But that did not mean she wasn’t going to kill him.

As soon as she figured out how to do it and survive.

What bothered her about the situation, other than being stuck in a harem, was that she now knew more of the inner workings of the New Destiny faction than anyone outside of it. She knew their weaknesses, knew their strengths, which were many. She longed, dreamed, of getting the information out to the Freedom Coalition. But no matter how she pondered the problem, she couldn’t figure out a way to pass on the intelligence and survive. Among other things Paul had let slip in their many conversations was that he had a source very close to the Freedom Council. And escaping with the information would be difficult.

The girls were kept in close confinement, a large compartment in a castle that had been converted to living quarters. There were only two entrances, both blocked by high-technology proscriptions. The walls were stone, which she could deal with, the same way she intended to “deal” with Paul when the time came. But even if the girls somehow made their way past those defenses they were surrounded by the guards of New Destiny, both Paul’s special guards, all of them highly trained fighters who were bound to him by Net-imposed loyalty proscriptions, and the Changed legions that made up the bulk of New Destiny’s army.
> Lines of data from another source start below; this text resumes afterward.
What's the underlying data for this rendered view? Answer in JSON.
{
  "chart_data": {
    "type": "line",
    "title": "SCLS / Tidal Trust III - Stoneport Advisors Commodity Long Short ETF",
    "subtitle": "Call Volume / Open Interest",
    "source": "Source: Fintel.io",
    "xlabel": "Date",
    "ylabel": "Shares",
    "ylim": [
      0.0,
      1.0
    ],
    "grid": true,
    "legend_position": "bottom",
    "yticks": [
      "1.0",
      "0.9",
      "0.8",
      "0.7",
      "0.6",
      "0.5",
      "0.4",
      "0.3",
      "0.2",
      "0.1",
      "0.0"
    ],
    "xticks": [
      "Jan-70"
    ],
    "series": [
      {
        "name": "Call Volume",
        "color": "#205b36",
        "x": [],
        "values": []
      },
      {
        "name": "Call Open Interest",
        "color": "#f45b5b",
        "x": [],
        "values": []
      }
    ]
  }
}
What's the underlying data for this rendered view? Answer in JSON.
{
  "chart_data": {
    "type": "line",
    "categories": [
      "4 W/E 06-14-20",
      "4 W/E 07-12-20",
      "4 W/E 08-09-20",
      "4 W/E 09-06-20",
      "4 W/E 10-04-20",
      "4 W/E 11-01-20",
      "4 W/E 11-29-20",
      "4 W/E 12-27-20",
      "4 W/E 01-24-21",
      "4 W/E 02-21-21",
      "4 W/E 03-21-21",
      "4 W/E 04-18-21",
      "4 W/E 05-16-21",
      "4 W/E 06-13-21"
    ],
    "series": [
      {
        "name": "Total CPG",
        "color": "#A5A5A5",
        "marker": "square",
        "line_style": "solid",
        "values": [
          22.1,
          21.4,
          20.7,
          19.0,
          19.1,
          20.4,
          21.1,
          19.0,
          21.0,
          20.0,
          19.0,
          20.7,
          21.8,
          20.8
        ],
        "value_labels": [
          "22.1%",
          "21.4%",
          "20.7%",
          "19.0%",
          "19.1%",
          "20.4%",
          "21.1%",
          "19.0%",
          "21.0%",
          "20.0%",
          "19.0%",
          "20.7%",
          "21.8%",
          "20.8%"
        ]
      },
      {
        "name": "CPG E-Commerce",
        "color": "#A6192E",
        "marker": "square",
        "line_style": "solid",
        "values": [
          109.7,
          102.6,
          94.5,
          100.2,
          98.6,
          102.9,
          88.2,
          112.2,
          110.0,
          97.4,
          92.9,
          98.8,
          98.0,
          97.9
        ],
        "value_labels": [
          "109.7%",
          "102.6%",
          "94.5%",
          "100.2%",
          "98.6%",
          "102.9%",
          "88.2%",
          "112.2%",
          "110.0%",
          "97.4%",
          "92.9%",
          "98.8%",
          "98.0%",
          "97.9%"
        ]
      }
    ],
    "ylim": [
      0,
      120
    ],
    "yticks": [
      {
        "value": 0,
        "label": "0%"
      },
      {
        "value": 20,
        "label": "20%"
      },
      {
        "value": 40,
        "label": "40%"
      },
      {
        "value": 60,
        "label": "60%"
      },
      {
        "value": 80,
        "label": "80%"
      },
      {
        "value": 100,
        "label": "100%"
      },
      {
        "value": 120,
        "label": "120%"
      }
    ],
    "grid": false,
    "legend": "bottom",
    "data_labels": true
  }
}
She had only one idea and it was a long-shot. The council members were also called Key-holders because the physical token of their position was a titanium strip. The protocols associated with transfer of “ownership” of the keys were ancient and even baroque. A council member could not “lose” a key; if they absentmindedly left it somewhere the AI that ran the Net, Mother, would simply port it to their location. Paul had told her one time of his early days as a council member when Mother, apparently in exasperation, had ported it One More Time and molecularly glued it to his forehead so he couldn’t remove it without a majority vote of the Council. It had taken him a week to build up the votes, over the chuckles, and she sometimes wondered if the compromises over that had led, inexorably, to the present war.